Under proposed changes to the Computer Misuse and Cybersecurity Act (CMCA), the act of obtaining hacking tools to commit a crime or using personal data that was obtained through hacks will be criminalised.
This was revealed by the Ministry of Home Affairs (MHA) in a press release on Thursday (Mar 9) after the amendment Bill was introduced for the first reading in Parliament. There were four key changes proposed.
- Criminalise the act of dealing in personal information obtained via an act in contravention of the CMCA
Criminals may use personal information obtained illegally, through hacks for example, to commit or facilitate crimes such as identity fraud. For instance, they may trade in hacked credit card details even though they did not commit the act of hacking to obtain the information, MHA explained.

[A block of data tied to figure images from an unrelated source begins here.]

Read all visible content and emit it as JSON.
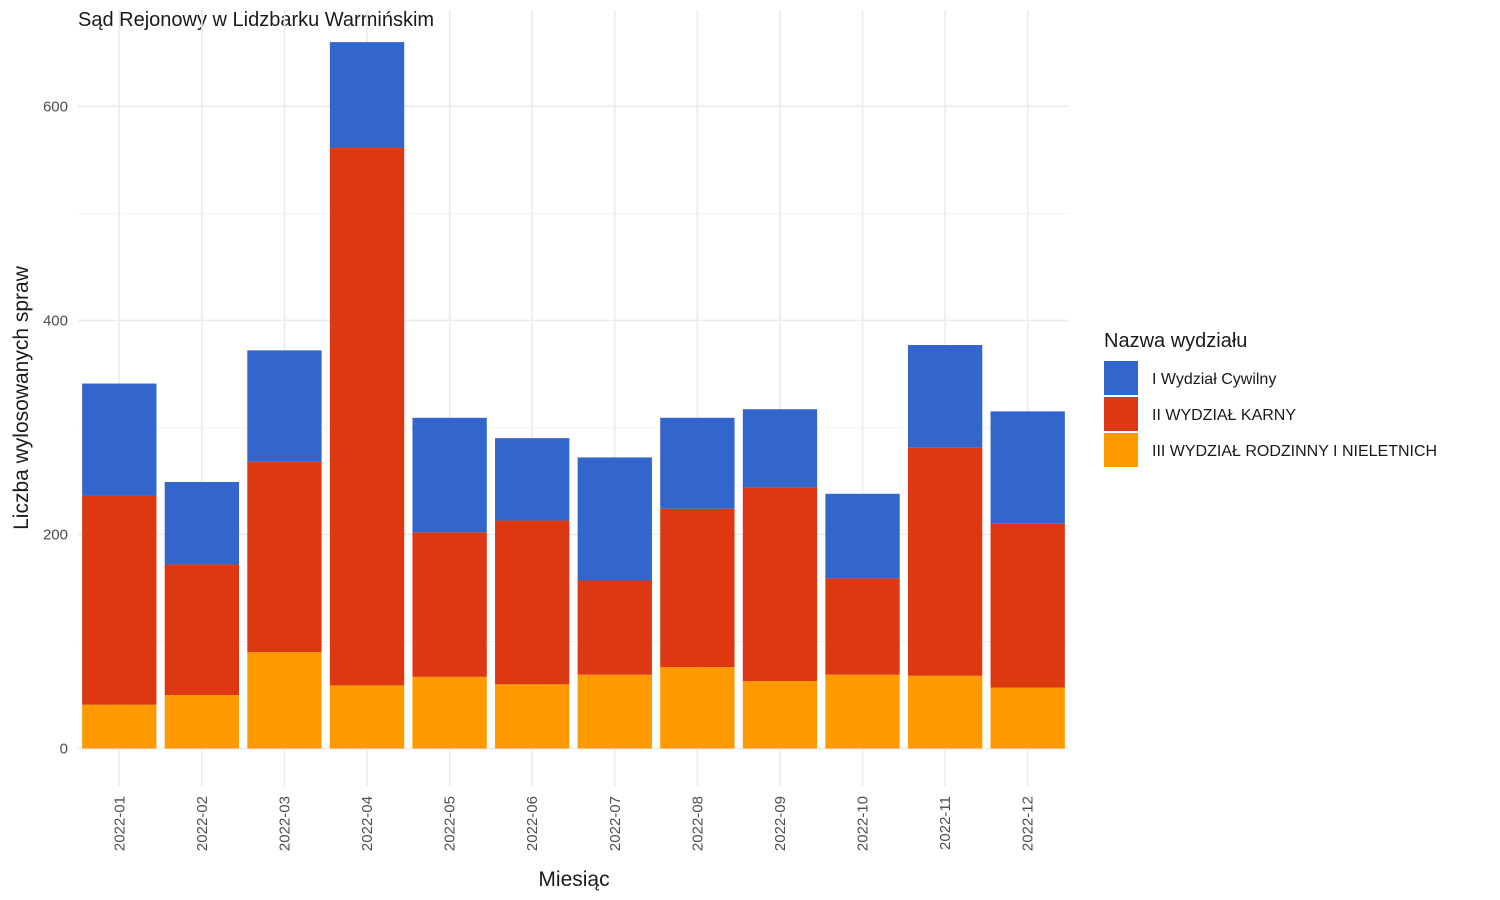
{
  "chart_data": {
    "type": "bar",
    "stacked": true,
    "title": "Sąd Rejonowy w Lidzbarku Warmińskim",
    "xlabel": "Miesiąc",
    "ylabel": "Liczba wylosowanych spraw",
    "ylim": [
      -35,
      690
    ],
    "yticks": [
      0,
      200,
      400,
      600
    ],
    "grid": true,
    "categories": [
      "2022-01",
      "2022-02",
      "2022-03",
      "2022-04",
      "2022-05",
      "2022-06",
      "2022-07",
      "2022-08",
      "2022-09",
      "2022-10",
      "2022-11",
      "2022-12"
    ],
    "legend": {
      "title": "Nazwa wydziału",
      "position": "right"
    },
    "series": [
      {
        "name": "III WYDZIAŁ RODZINNY I NIELETNICH",
        "color": "#FF9900",
        "values": [
          41,
          50,
          90,
          59,
          67,
          60,
          69,
          76,
          63,
          69,
          68,
          57
        ]
      },
      {
        "name": "II WYDZIAŁ KARNY",
        "color": "#DC3912",
        "values": [
          195,
          122,
          178,
          502,
          135,
          153,
          88,
          148,
          181,
          90,
          213,
          153
        ]
      },
      {
        "name": "I Wydział Cywilny",
        "color": "#3366CC",
        "values": [
          105,
          77,
          104,
          99,
          107,
          77,
          115,
          85,
          73,
          79,
          96,
          105
        ]
      }
    ]
  }
}
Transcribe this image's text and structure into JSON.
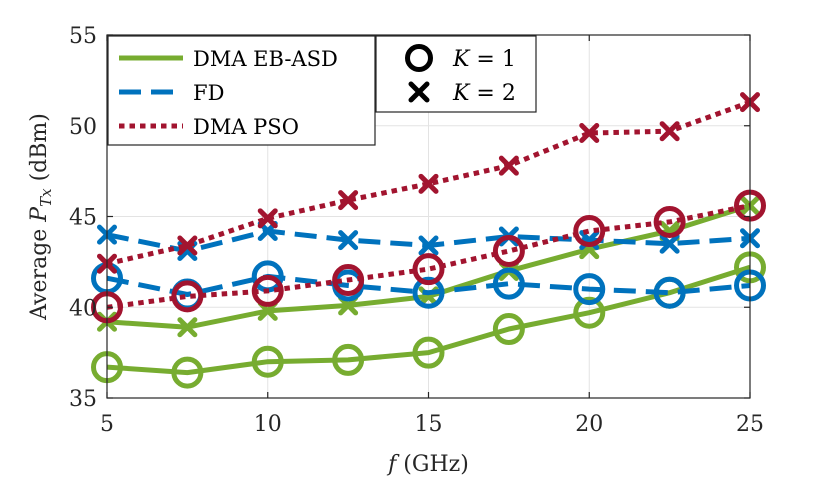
{
  "chart_data": {
    "type": "line",
    "title": "",
    "xlabel": "f (GHz)",
    "xlabel_var": "f",
    "xlabel_unit": " (GHz)",
    "ylabel": "Average P_Tx (dBm)",
    "ylabel_prefix": "Average ",
    "ylabel_var": "P",
    "ylabel_sub": "Tx",
    "ylabel_unit": "  (dBm)",
    "xlim": [
      5,
      25
    ],
    "ylim": [
      35,
      55
    ],
    "xticks": [
      5,
      10,
      15,
      20,
      25
    ],
    "yticks": [
      35,
      40,
      45,
      50,
      55
    ],
    "grid": true,
    "x": [
      5,
      7.5,
      10,
      12.5,
      15,
      17.5,
      20,
      22.5,
      25
    ],
    "series": [
      {
        "name": "DMA EB-ASD",
        "K": 1,
        "color": "#77AC30",
        "style": "solid",
        "marker": "circle",
        "values": [
          36.7,
          36.4,
          37.0,
          37.1,
          37.5,
          38.8,
          39.7,
          40.8,
          42.2
        ]
      },
      {
        "name": "DMA EB-ASD",
        "K": 2,
        "color": "#77AC30",
        "style": "solid",
        "marker": "cross",
        "values": [
          39.2,
          38.9,
          39.8,
          40.1,
          40.6,
          42.0,
          43.2,
          44.2,
          45.6
        ]
      },
      {
        "name": "FD",
        "K": 1,
        "color": "#0072BD",
        "style": "dashed",
        "marker": "circle",
        "values": [
          41.6,
          40.7,
          41.7,
          41.2,
          40.8,
          41.3,
          41.0,
          40.8,
          41.2
        ]
      },
      {
        "name": "FD",
        "K": 2,
        "color": "#0072BD",
        "style": "dashed",
        "marker": "cross",
        "values": [
          44.0,
          43.1,
          44.2,
          43.7,
          43.4,
          43.9,
          43.7,
          43.5,
          43.8
        ]
      },
      {
        "name": "DMA PSO",
        "K": 1,
        "color": "#A2142F",
        "style": "dotted",
        "marker": "circle",
        "values": [
          40.0,
          40.6,
          40.9,
          41.5,
          42.1,
          43.1,
          44.2,
          44.7,
          45.6
        ]
      },
      {
        "name": "DMA PSO",
        "K": 2,
        "color": "#A2142F",
        "style": "dotted",
        "marker": "cross",
        "values": [
          42.4,
          43.4,
          44.9,
          45.9,
          46.8,
          47.8,
          49.6,
          49.7,
          51.3
        ]
      }
    ],
    "legend_lines": [
      {
        "label": "DMA EB-ASD",
        "color": "#77AC30",
        "style": "solid"
      },
      {
        "label": "FD",
        "color": "#0072BD",
        "style": "dashed"
      },
      {
        "label": "DMA PSO",
        "color": "#A2142F",
        "style": "dotted"
      }
    ],
    "legend_markers": [
      {
        "marker": "circle",
        "var": "K",
        "rest": " = 1"
      },
      {
        "marker": "cross",
        "var": "K",
        "rest": " = 2"
      }
    ],
    "legend_placement": "top-left and top-center"
  }
}
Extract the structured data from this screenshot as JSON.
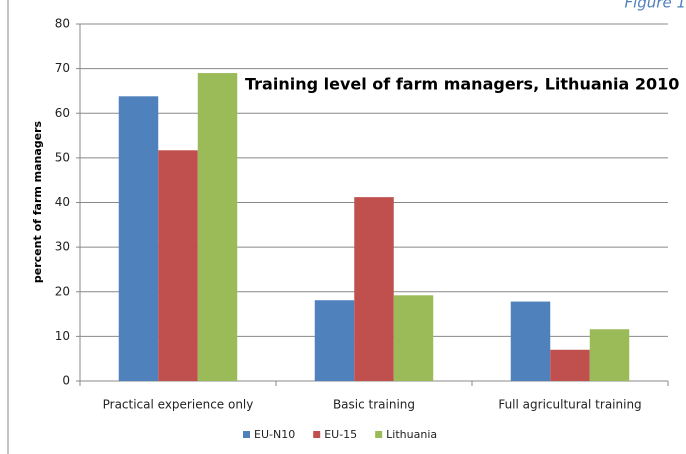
{
  "chart_data": {
    "type": "bar",
    "title": "Training level of farm managers, Lithuania 2010",
    "annotation": "Figure 1",
    "y_label": "percent of farm  managers",
    "categories": [
      "Practical experience only",
      "Basic training",
      "Full agricultural training"
    ],
    "series": [
      {
        "name": "EU-N10",
        "color": "#4f81bd",
        "values": [
          63.8,
          18.1,
          17.8
        ]
      },
      {
        "name": "EU-15",
        "color": "#c0504d",
        "values": [
          51.7,
          41.2,
          7.0
        ]
      },
      {
        "name": "Lithuania",
        "color": "#9bbb59",
        "values": [
          69,
          19.2,
          11.6
        ]
      }
    ],
    "ylim": [
      0,
      80
    ],
    "yticks": [
      0,
      10,
      20,
      30,
      40,
      50,
      60,
      70,
      80
    ],
    "grid": true
  }
}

- Criminalise the act of dealing in items capable of being used to commit a CMCA offence
MHA said criminals could gain easy access to items capable of accessing a computer illegally, or hacking tools, and examples include malware and port scanners, which can be readily obtained online. The amendment criminalises the act of obtaining, and the act of dealing, in these items, for committing or facilitating a computer offence.

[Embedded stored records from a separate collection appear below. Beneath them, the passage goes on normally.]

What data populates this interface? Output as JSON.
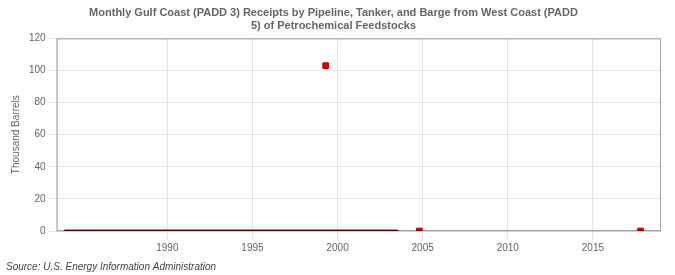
{
  "chart_data": {
    "type": "scatter",
    "title": "Monthly Gulf Coast (PADD 3) Receipts by Pipeline, Tanker, and Barge from West Coast (PADD\n5) of Petrochemical Feedstocks",
    "y_label": "Thousand Barrels",
    "annotation": "Source: U.S. Energy Information Administration",
    "series": [
      {
        "type": "line",
        "color": "#8b0000",
        "x": [
          1984,
          2003.5
        ],
        "values": [
          0,
          0
        ]
      },
      {
        "type": "scatter",
        "color": "#cc0000",
        "marker": "square",
        "x": [
          1999.3
        ],
        "values": [
          103
        ]
      },
      {
        "type": "scatter",
        "color": "#cc0000",
        "marker": "square",
        "x": [
          2004.8
        ],
        "values": [
          0
        ]
      },
      {
        "type": "scatter",
        "color": "#cc0000",
        "marker": "square",
        "x": [
          2017.8
        ],
        "values": [
          0
        ]
      }
    ],
    "xlim": [
      1983.5,
      2019
    ],
    "xticks": [
      1990,
      1995,
      2000,
      2005,
      2010,
      2015
    ],
    "ylim": [
      0,
      120
    ],
    "yticks": [
      0,
      20,
      40,
      60,
      80,
      100,
      120
    ],
    "grid": true
  }
}
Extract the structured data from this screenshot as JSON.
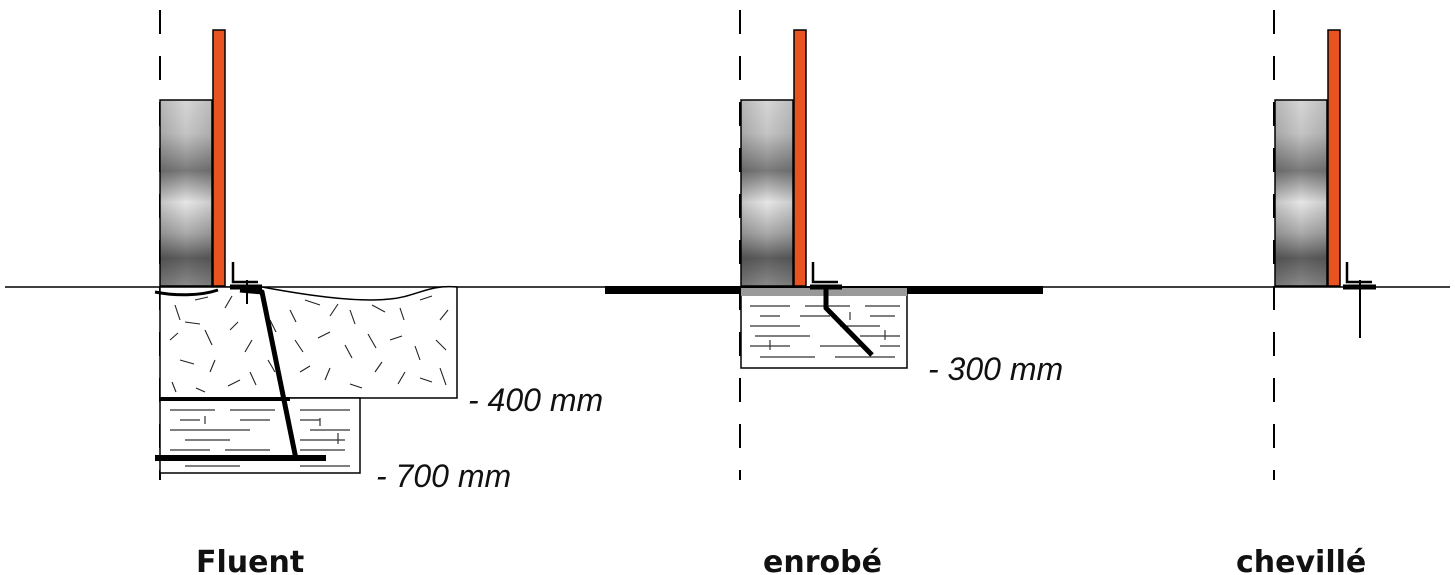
{
  "labels": {
    "depth_400": "- 400 mm",
    "depth_700": "- 700 mm",
    "depth_300": "- 300 mm",
    "caption_fluent": "Fluent",
    "caption_enrobe": "enrobé",
    "caption_cheville": "chevillé"
  },
  "colors": {
    "post_orange": "#e8531f",
    "ground_line": "#000000",
    "concrete_fill": "#ffffff",
    "slab_fill": "#000000"
  }
}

- Extraterritorial application of CMCA offences with “serious harm” to Singapore
It is currently not an offence under the CMCA if someone commits a criminal act while overseas, against a computer located overseas, even if the impact is felt here.
The proposed changes aim to make this an offence if the act “causes or creates a significant risk of serious harm in Singapore”, with the MHA defining serious harm as injury or death or disruptions to essential services.
- Amalgamate charges for CMCA offences
Online criminals may conduct multiple unauthorised acts against a computer over a period of time, and this amendment allows these acts to be combined under a single charge. It also allows for the application of enhanced penalties when the combined acts result in high aggregate damage, MHA said.
MHA said the Bill sought to amend the CMCA to tackle the increasing scale and transnational nature of online crimes as well as the evolving tactics of cybercriminals, and said it had consulted businesses and professionals in the Internet services and cybersecurity industries and take their views into account when proposing the changes.